The media is flush with commentary on beauty: what makes a woman beautiful, how to be more beautiful, what “kind” of beautiful you are, and how little beauty allegedly remains in the world. Taylor Swift has been viciously mocked for being “ugly” (on what planet?), and Margot Robbie has been called “mid” (as if)…
We have become a vain culture, forgetting that true beauty comes from within. This isn’t a trite adage, one to be repeated to insecure tweens but not believed. It is a truth so simple that we completely miss the point. Authentic confidence and love for oneself creates beauty. Sure, you can spend time lamenting your facial asymmetry and lack of mathematically defined aesthetic value, but the most beautiful women in our lives usually aren’t the most Instagram model-esque.
The way your mother looks when she laughs, how your best friend shines as you both dance at a concert, your own radiance in candid photos from birthdays passed: these exemplify true beauty, the effortless luminance that we try so hard to capture through makeup, oxymoronically staged “candid” photos, and editing, never able to shake the ugly veneer of artificiality. It is celebrities who have this impression of effortless luminance whose beauty we envy—or at least used to.
Take Sarah Jessica Parker, an undeniably beautiful woman with a unique signature look, especially in the 1990s. She is the antithesis of what we are lectured that beauty should look like in 2024: no sleek blowout, no “Instagram Face,” no Kardashian-Jenner-esque voluptuousness. What makes her beautiful? Her confidence, her radiant smile, her wild, curly hair, her eclectic, exciting fashion sense, and her passion for her work. Parker is just one example in an infinite sea of women who prove that beauty isn’t skin-deep or one-size-fits-all.
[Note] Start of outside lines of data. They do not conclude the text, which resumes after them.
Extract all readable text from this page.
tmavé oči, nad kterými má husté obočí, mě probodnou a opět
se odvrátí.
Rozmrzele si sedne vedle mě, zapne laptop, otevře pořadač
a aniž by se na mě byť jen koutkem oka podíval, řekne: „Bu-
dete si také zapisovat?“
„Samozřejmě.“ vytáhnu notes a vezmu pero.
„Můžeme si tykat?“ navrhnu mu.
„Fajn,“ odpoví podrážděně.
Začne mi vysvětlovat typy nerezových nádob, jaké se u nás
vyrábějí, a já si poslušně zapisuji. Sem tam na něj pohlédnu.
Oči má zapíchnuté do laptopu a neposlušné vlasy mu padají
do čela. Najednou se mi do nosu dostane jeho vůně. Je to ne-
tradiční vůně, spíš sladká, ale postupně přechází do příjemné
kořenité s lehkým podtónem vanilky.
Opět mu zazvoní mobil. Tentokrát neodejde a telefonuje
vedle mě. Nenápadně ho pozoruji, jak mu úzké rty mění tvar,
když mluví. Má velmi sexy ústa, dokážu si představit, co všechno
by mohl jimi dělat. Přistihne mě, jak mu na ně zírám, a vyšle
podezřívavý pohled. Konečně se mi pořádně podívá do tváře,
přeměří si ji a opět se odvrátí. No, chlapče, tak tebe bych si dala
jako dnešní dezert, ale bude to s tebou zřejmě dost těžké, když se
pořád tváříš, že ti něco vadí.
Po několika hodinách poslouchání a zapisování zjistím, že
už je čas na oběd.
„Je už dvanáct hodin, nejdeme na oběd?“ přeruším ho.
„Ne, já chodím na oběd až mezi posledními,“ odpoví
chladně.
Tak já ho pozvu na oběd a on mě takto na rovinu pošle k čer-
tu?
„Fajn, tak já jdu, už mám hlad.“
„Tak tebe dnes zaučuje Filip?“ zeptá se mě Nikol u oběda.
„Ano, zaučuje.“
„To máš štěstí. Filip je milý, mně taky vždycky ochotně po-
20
Parker’s radiant beauty makes the harassment she has received in recent years even more horrifying. Despite how our culture criticizes the beauty standards of the 1990s and early 2000s for being narrow and exclusionary, our on-screen leading ladies and style icons arguably had far more diverse looks than they do now, with the convergent evolution of facial features toward the Instagram Face ideal erasing any semblance of uniqueness. However, the roots of this narrow ideal are evident, dating back decades in Hollywood.
Dirty Dancing star Jennifer Grey felt pressured to undergo rhinoplasty procedures after the film’s release, but with her new nose, she said, “[o]vernight…[I lost] my identity and my career,” as she was no longer recognizable and lacked her signature “look.” While conventional wisdom dictated only a conventional nose could make it in Hollywood, Grey soon discovered that her individuality was her greatest asset.
On the other hand, for the great crime of having forgone a facelift past fifty and having gray hair, Sarah Jessica Parker has been ridiculed as “old” and “ugly.” In the age of anti-aging skincare regimes for ten-year-olds and the comparison of Botox and filler to a blowout and manicure, Parker and countless other women are burdened with the expectation of a slavish preoccupation with youthful attractiveness. “It almost feels as if people don’t want us to be perfectly OK with where we are as if they almost enjoy us being pained by who we are today,” Parker said—and she’s right.
The misery is the point. A woman armed with the wisdom and self-acceptance that typically accompanies aging must be cut down to size somehow. Society seldom tolerates security in oneself, for it casts a light on others’ lack thereof. Insecure women and controlling men, thus, weaponize against other women the near-universal human tendency toward self-consciousness because they know that they could never compete with the magnetism resulting from self-confidence.
Believing beauty comes from within is not about wearing a potato sack and doggedly insisting it is the pinnacle of aesthetic sense. Instead, a beautiful appearance is a natural outgrowth of authenticity and genuine happiness. It can be seen in the colorful sweater you wear on days when you feel similarly vibrant and in the extra smiles you flash when you’re proud of yourself. One can be beautiful wearing a full face of makeup or not a drop of it, a designer gown, or a tee shirt.
So, reject what the talking heads of social media decide is beautiful; their brains have been broken by the algorithm and constant pursuit of attention and approval. Ignore the whispered snipes and snarky posts of others that pick apart someone’s appearance—they clearly have nothing important to offer the world. Shut out your own insecure inner voice and replace the time spent dissecting your appearance with activities that enrich the mind and soul.
I think Audrey Hepburn said it best:
“True beauty in a woman is reflected in her soul. It is the caring that she lovingly gives, the passion that she shows. The beauty of a woman grows with the passing years.”